The decline in the official unemployment rate, routinely touted in the press as a sign of economic recovery, is in large measure due to the collapse in the labor force participation rate, currently at 62.6 percent, its lowest level in 38 years. Male labor force participation has fallen to its lowest level on record. The official unemployment rate is so at odds with the reality of mass unemployment in the United States that Jim Clifton, the head of the Gallup polling agency, this year called unemployment figures a “Big Lie.”
The jobs that have been added to the economy since the end of the recession are overwhelmingly in low-wage sectors. Despite modest job growth in the manufacturing industry, itself predicated on the slashing of wages in order to compete with low-wage countries such as China, there are still 1.5 million fewer manufacturing jobs in the United States than before the recession.
Despite the millions of jobs lost during the 2007-2009 recession, the US economy has grown at a relatively anemic pace during the so-called recovery. On Thursday the US Commerce Department said that the US economy grew at an annualized rate of 2.3 percent in the second quarter of this year, below Wall Street analysts’ expectations of 2.7 percent.
The report also revised downward the government’s growth estimates from 2011 to 2014, from 2.3 percent to 2 percent, meaning that the most anemic post-recession period since the Great Depression has been even worse than initially thought.
The report noted that business investment continued to shrink in the second quarter. This has taken place despite the fact that American corporations are currently sitting on a cash hoard of $1.4 trillion. Rather than invest this money in new productive capital, raise wages, or hire workers, they are instead using it to buy back shares, increase dividends, and conduct ever-larger mergers and acquisitions.
Meanwhile, the ongoing slump in commodity prices is leading to mass layoffs in the mining and oil sectors. Last week, British mining conglomerate Anglo American announced plans to lay off one-third of its workforce, or 53,000 people, over the next few years. Oil companies, for their part, have slashed new investments and laid off more than 150,000 workers worldwide, as oil continues to trade under $50 per barrel.
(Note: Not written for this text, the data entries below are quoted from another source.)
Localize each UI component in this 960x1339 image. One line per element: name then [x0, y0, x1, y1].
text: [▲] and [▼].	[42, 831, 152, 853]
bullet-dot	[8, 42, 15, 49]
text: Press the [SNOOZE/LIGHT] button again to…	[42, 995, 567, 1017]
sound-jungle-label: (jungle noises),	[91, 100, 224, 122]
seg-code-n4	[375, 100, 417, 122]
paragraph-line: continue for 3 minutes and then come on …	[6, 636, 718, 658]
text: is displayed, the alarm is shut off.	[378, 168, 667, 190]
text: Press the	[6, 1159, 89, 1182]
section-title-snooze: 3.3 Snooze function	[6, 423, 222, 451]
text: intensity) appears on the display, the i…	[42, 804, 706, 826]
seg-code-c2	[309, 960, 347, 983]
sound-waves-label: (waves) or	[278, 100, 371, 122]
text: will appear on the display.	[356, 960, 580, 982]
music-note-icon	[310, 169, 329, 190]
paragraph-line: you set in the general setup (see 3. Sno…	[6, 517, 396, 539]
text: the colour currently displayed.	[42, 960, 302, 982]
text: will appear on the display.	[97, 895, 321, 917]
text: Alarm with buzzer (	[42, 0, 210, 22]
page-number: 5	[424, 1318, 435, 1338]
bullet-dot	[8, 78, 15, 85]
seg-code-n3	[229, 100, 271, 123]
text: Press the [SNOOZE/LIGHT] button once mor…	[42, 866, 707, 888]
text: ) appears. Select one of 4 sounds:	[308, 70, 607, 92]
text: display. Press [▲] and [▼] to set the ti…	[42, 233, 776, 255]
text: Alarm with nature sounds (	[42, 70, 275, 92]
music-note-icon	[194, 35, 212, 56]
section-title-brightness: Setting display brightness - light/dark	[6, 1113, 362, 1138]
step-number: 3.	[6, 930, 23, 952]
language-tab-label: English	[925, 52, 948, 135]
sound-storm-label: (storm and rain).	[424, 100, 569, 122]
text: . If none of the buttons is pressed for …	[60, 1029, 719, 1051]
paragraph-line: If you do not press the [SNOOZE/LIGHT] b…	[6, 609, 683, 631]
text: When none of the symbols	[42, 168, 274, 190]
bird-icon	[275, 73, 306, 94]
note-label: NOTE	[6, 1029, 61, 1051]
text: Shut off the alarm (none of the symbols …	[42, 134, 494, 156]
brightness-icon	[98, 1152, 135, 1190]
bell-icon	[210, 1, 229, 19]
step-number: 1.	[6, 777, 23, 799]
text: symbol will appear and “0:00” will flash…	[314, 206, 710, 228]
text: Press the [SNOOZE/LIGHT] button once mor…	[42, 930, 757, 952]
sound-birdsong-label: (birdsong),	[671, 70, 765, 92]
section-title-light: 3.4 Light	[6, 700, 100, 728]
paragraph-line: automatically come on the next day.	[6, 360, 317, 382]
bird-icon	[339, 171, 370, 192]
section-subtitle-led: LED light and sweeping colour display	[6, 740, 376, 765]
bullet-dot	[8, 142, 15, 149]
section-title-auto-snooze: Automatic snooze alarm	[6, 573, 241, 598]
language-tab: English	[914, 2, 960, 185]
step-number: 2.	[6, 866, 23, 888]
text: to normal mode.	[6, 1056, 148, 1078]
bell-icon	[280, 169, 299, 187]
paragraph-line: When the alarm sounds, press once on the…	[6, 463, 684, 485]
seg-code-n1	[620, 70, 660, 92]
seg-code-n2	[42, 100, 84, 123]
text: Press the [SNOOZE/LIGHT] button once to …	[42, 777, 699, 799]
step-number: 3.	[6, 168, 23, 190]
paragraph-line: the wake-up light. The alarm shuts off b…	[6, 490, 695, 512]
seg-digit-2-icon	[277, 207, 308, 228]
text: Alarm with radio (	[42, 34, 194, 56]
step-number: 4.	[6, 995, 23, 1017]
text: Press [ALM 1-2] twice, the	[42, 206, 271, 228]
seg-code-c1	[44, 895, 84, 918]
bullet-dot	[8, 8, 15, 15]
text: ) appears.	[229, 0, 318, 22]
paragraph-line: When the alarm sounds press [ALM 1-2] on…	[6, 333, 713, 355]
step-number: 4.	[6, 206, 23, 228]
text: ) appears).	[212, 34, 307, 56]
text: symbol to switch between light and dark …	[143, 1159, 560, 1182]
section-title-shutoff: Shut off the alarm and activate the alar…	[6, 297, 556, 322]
The mounting poverty and inequality in the United States, which continues to grow unabated six years into the official “recovery,” finds noxious expression in all aspects of American society. The 2016 elections, which are on track to cost some $10 billion, are characterized by the emergence of individual billionaires directly bankrolling their own candidates. Meanwhile police violence against workers and poor people, the most visible expression of the violent and exploitative social relations within the United States, continues unabated, with 675 people having been killed by police so far this year.